Outrage is the ultra-processed food of digital commerce now, extruded rather than considered, an amalgam of substances not found in nature combined in an artificial way to override our natural appetites and spur us on to consume more, to create more, to spread it like wildfire in dry grass.
Bad things happened to a number of women in the last few weeks.
This is not unusual. If I don’t detail the specific atrocities, this will be an evergreen article, as relevant this week as it will be three months from now or as it would have been three years ago.
Except some years ago, it wouldn’t have been used as fuel to drive engagement. People would not have been cynically crafting little bonfires of outrage to spread, like live coals, among the other posts. The ones I noticed this week and last, the small floating fire starters, were on LinkedIn.
Some of the sentiments expressed are genuine, and the people who write them are trying to raise awareness or call out injustice. Social media can be positive. And I am not the boss of content, the arbiter of what should or should not appear in those places. I, myself have earnestly turned to various public platforms, including this one, with a sense of outrage or frustration or to outline something I believe is wrong or stupid or destructive. I am doing that right now, I understand that.
Outrage, rage, frustration, the calling to account, all have a place in the public square. Anger can be helpful fuel to change politics, shift opinions, demand action. Angry people can change systems. Outrage before social media was a force to be reckoned with, often unpalatable to others, but sustaining, like a kind of emotional hardtack. Hardtack is a dry baked good, light on flavor, but heavy on durability, that sustained many a sailor or soldier on a long journey.
Outrage now is the ultra-processed food of digital commerce, extruded rather than considered, an amalgam of substances not found in nature combined in an artificial way to override our natural appetites and spur us on to consume more, to create more, to spread like wildfire.
Like actual ultra-processed foods, the machine of outrage will hurt your heart, damage your brain, shorten your life and take you away from the things that are actually important – your children, your community, your garden, your health, your art, your joys.

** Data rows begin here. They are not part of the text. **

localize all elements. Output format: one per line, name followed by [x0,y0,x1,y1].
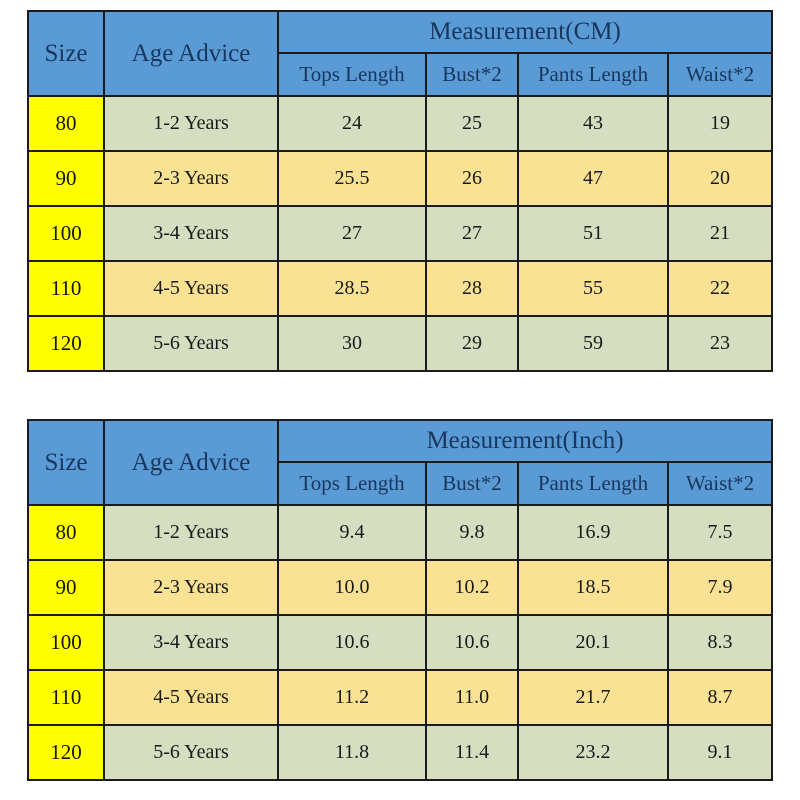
waist-cell: 7.9 [666,559,774,616]
tops-length-cell: 10.6 [277,614,427,671]
bust-cell: 9.8 [425,504,519,561]
tops-length-cell: 24 [277,95,427,152]
waist-cell: 22 [667,260,773,317]
age-cell: 2-3 Years [103,559,279,616]
bust-cell: 27 [425,205,519,262]
table-header-row: Size Age Advice Measurement(CM) [27,10,773,97]
table-subheader-row: Tops Length Bust*2 Pants Length Waist*2 [28,461,774,506]
measurement-group-header: Measurement(Inch) [276,419,774,463]
table-row: 100 3-4 Years 27 27 51 21 [27,205,773,262]
size-cell: 80 [27,95,105,152]
subheader-waist: Waist*2 [667,52,773,97]
table-row: 90 2-3 Years 25.5 26 47 20 [27,150,773,207]
age-advice-header: Age Advice [103,419,279,506]
tops-length-cell: 11.2 [277,669,427,726]
size-cell: 90 [27,150,105,207]
bust-cell: 10.6 [425,614,519,671]
age-advice-header: Age Advice [103,10,279,97]
waist-cell: 8.3 [666,614,774,671]
size-table-cm: Size Age Advice Measurement(CM) Tops Len… [27,10,773,372]
bust-cell: 25 [425,95,519,152]
age-cell: 4-5 Years [103,669,279,726]
waist-cell: 19 [667,95,773,152]
subheader-tops-length: Tops Length [277,461,427,506]
size-cell: 90 [27,559,105,616]
table-row: 80 1-2 Years 24 25 43 19 [27,95,773,152]
tops-length-cell: 9.4 [277,504,427,561]
pants-length-cell: 21.7 [517,669,669,726]
measurement-group-header: Measurement(CM) [277,10,773,54]
size-cell: 110 [27,669,105,726]
size-cell: 120 [27,315,105,372]
tops-length-cell: 30 [277,315,427,372]
subheader-bust: Bust*2 [425,52,519,97]
bust-cell: 11.4 [425,724,519,781]
table-row: 120 5-6 Years 30 29 59 23 [27,315,773,372]
size-header: Size [27,10,105,97]
table-subheader-row: Tops Length Bust*2 Pants Length Waist*2 [28,52,773,97]
age-cell: 5-6 Years [103,315,279,372]
subheader-pants-length: Pants Length [517,52,669,97]
age-cell: 3-4 Years [103,205,279,262]
bust-cell: 28 [425,260,519,317]
tops-length-cell: 28.5 [277,260,427,317]
pants-length-cell: 23.2 [517,724,669,781]
waist-cell: 20 [667,150,773,207]
age-cell: 4-5 Years [103,260,279,317]
pants-length-cell: 51 [517,205,669,262]
size-cell: 100 [27,614,105,671]
table-row: 110 4-5 Years 11.2 11.0 21.7 8.7 [27,669,774,726]
tops-length-cell: 10.0 [277,559,427,616]
age-cell: 1-2 Years [103,504,279,561]
age-cell: 3-4 Years [103,614,279,671]
table-row: 90 2-3 Years 10.0 10.2 18.5 7.9 [27,559,774,616]
waist-cell: 8.7 [666,669,774,726]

I got this idea reading a fusillade of posts on LinkedIn from (mostly white) women repeating stories about terrible violence towards women. Some of them responded with their own experiences with violence or sexual harassment. I was okay with all of that. But some of the posts started to feel manufactured, like catching a violent meme wave. The posts that denigrated men for not performing outrage to these women’s specifications felt ultra-processed to me as well.
Yes, some men obediently posted agreement that men should not do terrible things to women, apparently demonstrating by this statement of the blindingly obvious that they were the good guys, the ones who can perform allyship, which felt like a personal brand building reflex.
Some white woman on LinkedIn who works in corporate America who thinks she’s burnishing her personal brand by stating that it is bad when women are sexually harassed, murdered by their partners, or gang raped, is not providing new information. And chastising people for how they comment or don’t, shaming them for how effectively they perform umbrage isn’t helping.
How to do better
Here's how to do better. I follow some wonderful influencers on social media, women who dive into the specifics of how to take political action, who inform more effectively and comprehensively than the mainstream media about issues that matter to me, like reproductive health care4, gun control, the care economy, parental leave. They inform and activate, and I appreciate them for that.
On LinkedIn, I also follow women who are writers, scholars, activists, who post meaningful thought leadership about how to work more intentionally, how to build more equitable workplaces, and I appreciate the content they provide. It’s not hardtack, its bread, fresh from the oven, sustaining.
Those are not the people I’m calling out.
I commented on one of the slew of articles. I said that I had lost jobs when I called out sexual harassment. And if we want to help women, especially women in advertising, which was the subject of that particular post, we should organize to provide substantive legal support so women who have been discriminated against can have access to legal representation, like I did. I paid for it. Others can’t afford that.
We should have a fund to help other women who get fired for calling out a hostile work environment like I did, who might not have the savings I could turn to when I got fired. Write posts that direct women to these resources or build them if they don’t exist. Show us the influencers who are organizing around providing financial support to women who are the victims of violence, who are working for legal protection. Post links to non-profits where we can donate. Tell us which electeds to call to effect political change. Use the outrage as fuel for action, not your personal digital engagement.
And if you can’t provide a bridge to action, be quiet. LinkedIn is nominally about career networking. If you try to increase your engagement on that platform by condemning something as terrible as murder or rape, and then shaming people who don’t respond in the way you specify, you are kicking a campfire, so embers rise into the air of what we already know is a tinder dry powder key. If that’s who you are, that tells me everything I need to know about your personal brand, and you as a person. And it is not a good look.